Attacking a volleyball, if executed correctly, is one of the most spectacular skills in sports. Unfortunately for those of us who aren’t Megan Hodge or Destiny Hooker, the volleyball attack is also one of the most complicated skills to learn. But never fear! With some perseverance and repetition you too can be a force to be reckoned with at the net.
To get you started, here’s a drill using just a volleyball net and a tennis ball. It’s helpful to have partner around so you don’t spend all your time chasing a tiny yellow ball around the gym, but it’s not crucial.
This drill is great for when you have your basic approach down but need to work on a quick arm swing and wrist snap to really put the ball down into the court (instead of putting dents in the back wall of the gym).

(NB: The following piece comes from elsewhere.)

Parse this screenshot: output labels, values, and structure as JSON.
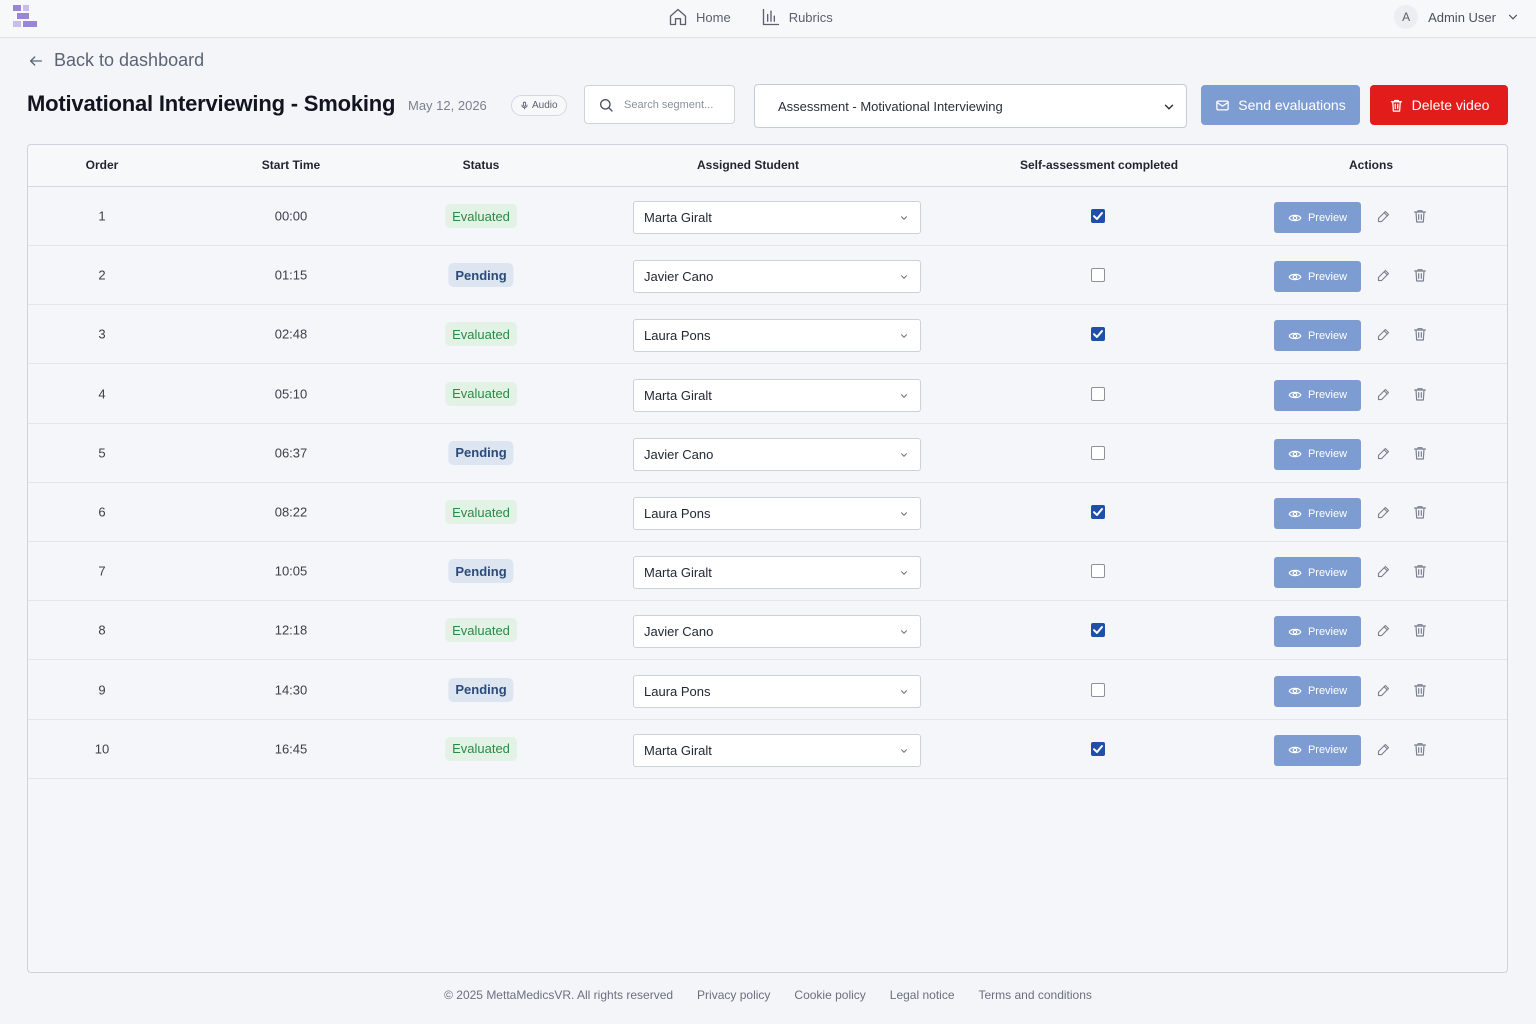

Start with the tennis ball in your attacking hand, and position yourself at the appropriate spot for the type of hit you want to practice. For example, if you want to work on an outside (left-side) attack, you’d start a step or two outside the court boundary and a step or two behind the 10-foot (3-meter) line on the left side of the court. Judge the distance based on your stride lengths; a longer approach will give you more power, but don’t overdo it or you end up in the net.
Execute your approach (four, three or two steps, whichever you typically use) and jump as high as you can. At the height of your jump, which is when you should normally be hitting the volleyball, throw the tennis ball down and over the net. Concentrate on your arm swing; you should keep your arm moving after the tennis ball has left your hand just like you would follow through with a hit. Think about “quarters in your hand” — if someone was standing right behind you, they should be able to put some quarters into your hitting hand the moment you land.
This means that you need to follow through with your swing and snap your wrist down and through the ball.
Practice throwing the tennis ball to the various points on the court that you want to hit with your attack. Middle hitters should practice cutting to both the left and right sides of the court; outside/right side hitters should practice line and angle shots. Once you’re comfortable with that you can add a blocker and work on throwing the tennis ball around his/her hands.